In the latest chapter of his storied, up-and-down career, Ian Bruce Eichner is once again verging on losing control of his signature development project of the market cycle.
Eichner, who has notoriously gone bust in each of the past three decades but bounces back each time, is now battling with his joint-venture partners Fortress Investment Group and Dune Real Estate Partners over financing at his glassy Flatiron District condominium tower at 45 East 22nd Street.
The head of the Continuum Company is accusing Fortress and Dune of stymying his efforts to refinance the struggling project in an effort to protect their returns, thus edging him toward default and putting him on the hook for personal guarantees, according to a lawsuit Eichner filed in Manhattan Supreme Court Wednesday.
Eichner claims the partners will declare a default under their JV agreement if he can’t secure temporary certificates of occupancy for two units in the 83-unit project by March 31 – effectively cutting him out of the day-to-day operation of the development. But Eichner says they’re actively working to prevent him from obtaining the TCOs, both by refusing to release funds necessary for construction work and blocking the developer from purchasing one unit himself, which he offered to buy for $19.5 million.
“The only explanation for [Fortress and Dune’s] course of action is [their] desire to take over so that [they] can sell of the remaining units at a deep discount sufficient only to recoup [their] own investment plus preferred interest,” Eichner’s attorneys wrote in court papers.
Eichner declined to comment. Representatives for Fortress and Dune could not be immediately reached.
The condo project, like many across the city, is struggling to move units amid a slow sales market. Eichner claims that more than 70 percent of the units are sold, but when the $343 million construction loan Goldman Sachs provided for the project came due last fall, the partners had to seek additional financing to complete construction.

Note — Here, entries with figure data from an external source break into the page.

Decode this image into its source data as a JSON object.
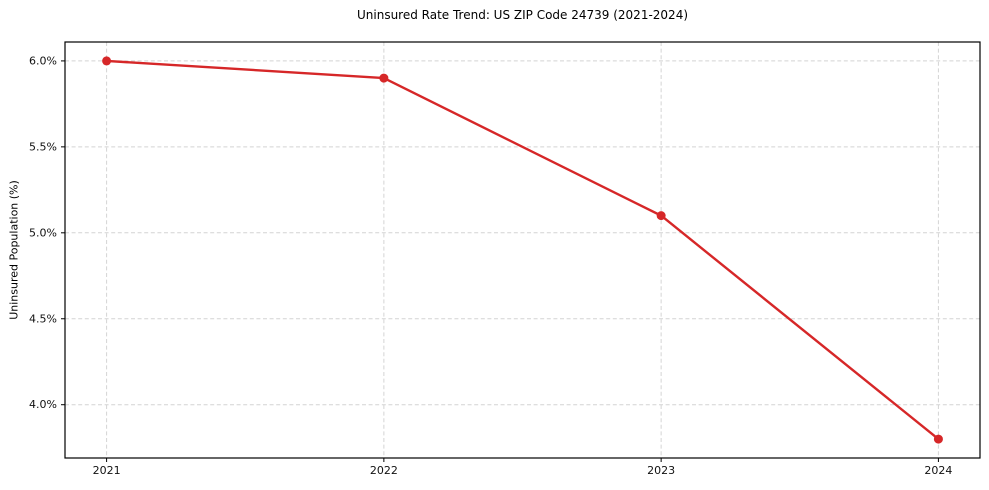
{
  "chart_data": {
    "type": "line",
    "title": "Uninsured Rate Trend: US ZIP Code 24739 (2021-2024)",
    "xlabel": "",
    "ylabel": "Uninsured Population (%)",
    "x": [
      2021,
      2022,
      2023,
      2024
    ],
    "series": [
      {
        "name": "Uninsured rate",
        "values": [
          6.0,
          5.9,
          5.1,
          3.8
        ]
      }
    ],
    "xticks": [
      2021,
      2022,
      2023,
      2024
    ],
    "xtick_labels": [
      "2021",
      "2022",
      "2023",
      "2024"
    ],
    "yticks": [
      4.0,
      4.5,
      5.0,
      5.5,
      6.0
    ],
    "ytick_labels": [
      "4.0%",
      "4.5%",
      "5.0%",
      "5.5%",
      "6.0%"
    ],
    "xlim": [
      2020.85,
      2024.15
    ],
    "ylim": [
      3.69,
      6.11
    ],
    "grid": true,
    "grid_style": "dashed",
    "legend": false,
    "line_color": "#d62728",
    "marker": "circle",
    "marker_radius": 4.5
  }
}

Eichner said he secured a signed term sheet from JPMorgan Chase in late January for a $160 million inventory loan, but the financing left a $20 million shortfall that would be have to be made up by Fortress and Dune’s payoff and a discount on their debt.
The developer said the partners had previously reached a conceptual agreement to these concessions, but claims Fortress and Dune instead rejected the proposal and started delaying the project.
Meanwhile, Eichner claims he was working on a separate deal with Fortress provide financing for the 1 million-square-foot mixed-use development he’s planning in Crown Heights with Lincoln Equities. Eichner said that in order to secure the financing, Fortress strong armed him into moving a $10 million deposit he had set aside as part of the 45 East 22nd Street project into a Fotress-controlled account.
“Eichner, facing untenable pressure on the Crown Heights deal, had no choice but to agree to the terms,” his attorneys wrote.
Now, Eichner says, his JV partners are threatening to abandon the Flatiron project.
Fortress and Dune, his attorneys wrote, have “telegraphed that [they] will proceed to destroy all the remaining equity in the project, destroying the value of the [joint venture] and completely depriving [Eichner] of the value of [his] $61 million investment.”
Eichner is suing for preliminary and permanent injunctive relief, plus no less than $20 million in compensatory damages and $60 million in punitive damages.
It’s the latest twist in the developer’s long and storied career, which saw him surrender his CitySpire tower and and office building at 1540 Broadway in Midtown in the early 1990s, as well as his $3 billion Cosmopolitan Resort Casino Las Vegas casino in 2008.
After his exile to the desert, Eichner returned to New York City in 2010 and the next year started stitching together a complicated assemblage to build the Flatiron project.
In 2016 he lost control of a large development site in East Harlem at 1800 Park Avenue he had purchased in 2013 for $66 million. The Durst Organization bought the property for $90.95 million after it purchased debt on the property that Eichner had defaulted on.